Una base d’asta per appalti di circa 20 miliardi di euro; 70% obbligatorio di materiali riciclati o recuperati per il risanamento delle strade; 80% di componenti delle nuove strade che deve poter essere disassemblato per il riuso. In questi tre dati si riassumono i cosiddetti “Cam”, i criteri ambientali minimi previsti dal “decreto lavori” che sarà emanato nei prossimi giorni dal ministero dell’Ambiente per la progettazione, la costruzione e la manutenzione delle strade. Quelle nuove, in linea con le norme dell’Unione europea, dovranno durare almeno 20 anni per diventare più green e più sicure.
Il fatto che queste regole siano state annunciate con un grande titolo in prima pagina da Il Messaggero, il quotidiano di Roma che appartiene al costruttore e immobiliarista Francesco Gaetano Caltagirone, nulla toglie all’interesse di questo provvedimento. All’articolo di Giacomo Andreoli, il giornale ne ha affiancato un altro in pagina interna a firma di Francesco Pacifico e Giampiero Valenza, intitolato a sua volta “L’Italia che viaggia su asfalto groviera: poche manutenzioni e alti risarcimenti” e focalizzato sulla questione delle “buche” stradali che riguarda l’intera Penisola e in modo particolare la Capitale: quella “Caput mundi” per cui gli antichi romani costruirono dovunque tutte le strade che – come dice il proverbio – “portano a Roma”.
Nel primo articolo, si spiega che “avranno più possibilità di aggiudicarsi gli appalti le aziende che usano materiali riciclabili”, qualificati come sottoprodotti del calcestruzzo e come il bitume “verde”. E poco più avanti, si legge ancora: “Se manca la documentazione che certifica il rispetto dei criteri ambientali quando viene presentata l’offerta, l’azienda viene esclusa dalla gara”. Per i trasgressori, sono previste sanzioni progressive: “Si arriva a multe fino a centinaia di milioni di euro per le grandi opere, rispettando il principio di proporzionalità”, dichiara allo stesso giornale Giuseppe Franco Ferrari, giurista dell’Università Bocconi.

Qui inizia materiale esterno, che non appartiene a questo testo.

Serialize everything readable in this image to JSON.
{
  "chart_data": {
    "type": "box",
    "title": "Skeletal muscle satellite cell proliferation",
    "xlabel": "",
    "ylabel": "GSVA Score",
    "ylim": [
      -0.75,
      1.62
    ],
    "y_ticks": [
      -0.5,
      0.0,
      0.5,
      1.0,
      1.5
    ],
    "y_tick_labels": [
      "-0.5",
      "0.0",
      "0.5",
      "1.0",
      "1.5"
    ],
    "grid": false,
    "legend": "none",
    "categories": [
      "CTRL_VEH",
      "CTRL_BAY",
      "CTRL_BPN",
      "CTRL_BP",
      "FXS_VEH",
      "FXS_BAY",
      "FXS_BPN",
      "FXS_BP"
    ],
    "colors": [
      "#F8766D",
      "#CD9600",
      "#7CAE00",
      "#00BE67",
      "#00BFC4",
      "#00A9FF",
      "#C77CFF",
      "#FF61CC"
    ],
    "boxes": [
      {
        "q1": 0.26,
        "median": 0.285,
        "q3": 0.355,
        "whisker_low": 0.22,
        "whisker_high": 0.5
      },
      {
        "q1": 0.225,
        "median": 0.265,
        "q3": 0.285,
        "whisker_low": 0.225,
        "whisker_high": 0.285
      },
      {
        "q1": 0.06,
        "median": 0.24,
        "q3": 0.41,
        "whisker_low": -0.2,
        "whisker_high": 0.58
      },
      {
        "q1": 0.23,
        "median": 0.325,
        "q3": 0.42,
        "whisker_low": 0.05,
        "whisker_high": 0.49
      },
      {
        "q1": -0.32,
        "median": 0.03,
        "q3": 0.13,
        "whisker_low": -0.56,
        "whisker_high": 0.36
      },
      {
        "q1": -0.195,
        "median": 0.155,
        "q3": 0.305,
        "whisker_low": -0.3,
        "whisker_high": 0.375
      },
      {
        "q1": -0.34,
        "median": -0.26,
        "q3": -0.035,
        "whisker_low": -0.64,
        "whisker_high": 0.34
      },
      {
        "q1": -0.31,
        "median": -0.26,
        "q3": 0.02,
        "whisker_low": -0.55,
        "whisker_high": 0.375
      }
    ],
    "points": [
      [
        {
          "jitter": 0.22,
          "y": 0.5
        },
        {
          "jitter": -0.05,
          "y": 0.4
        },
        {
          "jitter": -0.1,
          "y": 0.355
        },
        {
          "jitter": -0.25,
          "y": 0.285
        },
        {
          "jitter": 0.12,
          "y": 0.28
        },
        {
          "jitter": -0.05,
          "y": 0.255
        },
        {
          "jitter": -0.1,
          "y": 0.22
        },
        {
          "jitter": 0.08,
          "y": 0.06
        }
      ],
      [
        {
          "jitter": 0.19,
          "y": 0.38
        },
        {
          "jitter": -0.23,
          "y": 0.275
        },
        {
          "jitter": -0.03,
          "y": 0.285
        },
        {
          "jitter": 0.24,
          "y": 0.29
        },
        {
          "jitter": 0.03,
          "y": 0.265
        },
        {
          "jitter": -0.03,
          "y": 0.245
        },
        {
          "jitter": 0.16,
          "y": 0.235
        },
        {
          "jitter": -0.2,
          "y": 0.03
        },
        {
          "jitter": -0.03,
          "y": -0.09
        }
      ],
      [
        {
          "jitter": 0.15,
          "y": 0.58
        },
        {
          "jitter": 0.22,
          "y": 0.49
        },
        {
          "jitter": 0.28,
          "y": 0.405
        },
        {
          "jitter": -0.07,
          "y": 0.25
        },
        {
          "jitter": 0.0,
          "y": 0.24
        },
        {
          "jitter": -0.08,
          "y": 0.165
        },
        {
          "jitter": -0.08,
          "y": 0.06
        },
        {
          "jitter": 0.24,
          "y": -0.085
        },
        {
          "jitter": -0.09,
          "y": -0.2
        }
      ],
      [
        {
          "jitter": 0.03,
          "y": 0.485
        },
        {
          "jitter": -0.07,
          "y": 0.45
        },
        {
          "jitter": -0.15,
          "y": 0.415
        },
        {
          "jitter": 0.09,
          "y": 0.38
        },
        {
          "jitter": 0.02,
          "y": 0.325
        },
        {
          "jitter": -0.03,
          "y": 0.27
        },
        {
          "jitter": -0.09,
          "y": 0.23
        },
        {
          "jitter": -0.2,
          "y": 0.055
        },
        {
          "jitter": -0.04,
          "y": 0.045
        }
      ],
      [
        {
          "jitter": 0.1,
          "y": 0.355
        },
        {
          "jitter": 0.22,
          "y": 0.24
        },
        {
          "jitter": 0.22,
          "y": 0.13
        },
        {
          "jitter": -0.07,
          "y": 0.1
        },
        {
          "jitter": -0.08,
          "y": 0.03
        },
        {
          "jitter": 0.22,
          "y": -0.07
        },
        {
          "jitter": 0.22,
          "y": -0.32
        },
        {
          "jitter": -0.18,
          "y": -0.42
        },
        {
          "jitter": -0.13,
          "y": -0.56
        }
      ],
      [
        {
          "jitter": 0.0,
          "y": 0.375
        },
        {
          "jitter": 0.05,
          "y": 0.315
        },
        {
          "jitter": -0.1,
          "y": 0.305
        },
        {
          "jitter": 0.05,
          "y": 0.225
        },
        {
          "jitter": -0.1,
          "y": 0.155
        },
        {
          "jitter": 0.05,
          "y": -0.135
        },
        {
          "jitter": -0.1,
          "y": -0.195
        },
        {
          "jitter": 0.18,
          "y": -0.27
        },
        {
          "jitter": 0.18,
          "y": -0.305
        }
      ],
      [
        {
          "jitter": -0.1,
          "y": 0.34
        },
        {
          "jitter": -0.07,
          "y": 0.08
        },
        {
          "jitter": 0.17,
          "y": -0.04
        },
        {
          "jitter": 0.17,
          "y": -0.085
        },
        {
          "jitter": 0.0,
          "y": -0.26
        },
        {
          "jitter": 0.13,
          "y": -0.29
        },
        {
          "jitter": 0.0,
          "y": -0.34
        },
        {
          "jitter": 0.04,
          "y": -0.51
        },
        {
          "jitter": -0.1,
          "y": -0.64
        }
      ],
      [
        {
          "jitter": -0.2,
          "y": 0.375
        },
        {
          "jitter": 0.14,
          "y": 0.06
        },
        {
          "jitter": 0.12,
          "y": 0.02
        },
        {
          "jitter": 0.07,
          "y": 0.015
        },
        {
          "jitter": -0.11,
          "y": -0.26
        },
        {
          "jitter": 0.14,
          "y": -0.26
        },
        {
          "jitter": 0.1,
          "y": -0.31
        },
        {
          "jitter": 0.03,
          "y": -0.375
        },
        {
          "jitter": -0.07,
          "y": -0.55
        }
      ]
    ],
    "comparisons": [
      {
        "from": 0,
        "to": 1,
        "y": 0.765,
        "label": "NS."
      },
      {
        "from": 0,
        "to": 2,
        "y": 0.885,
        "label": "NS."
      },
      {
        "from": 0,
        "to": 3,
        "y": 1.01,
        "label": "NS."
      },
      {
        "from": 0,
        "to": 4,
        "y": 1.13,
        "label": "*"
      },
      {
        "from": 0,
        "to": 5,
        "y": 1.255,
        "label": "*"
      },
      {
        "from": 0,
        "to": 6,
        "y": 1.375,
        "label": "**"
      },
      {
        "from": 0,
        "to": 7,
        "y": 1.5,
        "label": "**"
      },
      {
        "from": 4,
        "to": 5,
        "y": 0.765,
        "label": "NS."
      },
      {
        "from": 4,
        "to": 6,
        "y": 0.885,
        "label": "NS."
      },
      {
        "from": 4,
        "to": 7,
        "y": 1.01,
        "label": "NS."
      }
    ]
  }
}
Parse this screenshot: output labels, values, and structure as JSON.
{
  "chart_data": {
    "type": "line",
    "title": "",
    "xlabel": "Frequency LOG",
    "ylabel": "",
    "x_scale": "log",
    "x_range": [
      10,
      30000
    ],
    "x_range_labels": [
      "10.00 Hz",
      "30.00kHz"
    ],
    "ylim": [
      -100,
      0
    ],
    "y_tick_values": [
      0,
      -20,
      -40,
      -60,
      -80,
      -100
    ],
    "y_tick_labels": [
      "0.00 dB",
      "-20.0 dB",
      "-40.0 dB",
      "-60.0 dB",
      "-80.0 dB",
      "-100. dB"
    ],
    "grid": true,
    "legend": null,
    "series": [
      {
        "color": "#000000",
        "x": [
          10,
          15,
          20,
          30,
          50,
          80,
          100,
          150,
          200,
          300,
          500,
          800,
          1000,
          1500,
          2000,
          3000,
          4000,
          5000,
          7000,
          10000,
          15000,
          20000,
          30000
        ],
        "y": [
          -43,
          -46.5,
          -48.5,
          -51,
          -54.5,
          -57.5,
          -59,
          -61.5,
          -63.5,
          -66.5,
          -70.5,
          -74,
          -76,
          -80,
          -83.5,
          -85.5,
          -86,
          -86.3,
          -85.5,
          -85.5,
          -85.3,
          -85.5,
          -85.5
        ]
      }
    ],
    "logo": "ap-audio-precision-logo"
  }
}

Per ripianare le buche stradali, come si legge nell’altro articolo del Messaggero, soltanto la Capitale spende un milione di euro all’anno. Il Comune di Napoli sfiora i due milioni, mentre Milano arriva a 400mila euro. A Palermo, quattro anni fa, l’amministrazione comunale dovette approvare d’urgenza un debito fuori bilancio da sette miliardi per risarcire gli automobilisti.
Secondo l’Istat, infatti, nel 2022 si sono registrati 920 incidenti stradali che hanno provocato decessi o feriti gravi causati “da buche o altri tipi di usura delle strade”. Qualche anno prima “il gigante della riassicurazione Marsh aveva stimato che sei italiani su dieci hanno rischiato di finire fuori strada o di scontrarsi con un altro automobilista proprio per le disconnessioni del manto stradale”. E l’associazione dei consumatori Codacons calcolò che l’82% delle strade di Roma erano “tarlate”, con una buca ogni 15 metri.
I progettisti, gli appaltatori e i produttori di asfalto – si legge ancora nell’articolo – spiegano che, se i materiali utilizzati sono buoni, il cosiddetto “tappetino” (vale a dire i cinque centimetri di conglomerato bituminoso) dovrebbero durare almeno cinque anni prima di deteriorarsi. “Ma molto spesso la strada si spacca o frana – racconta un imprenditore edile – perché si tappano soltanto le buche e non si interviene su tutta la sezione stradale”.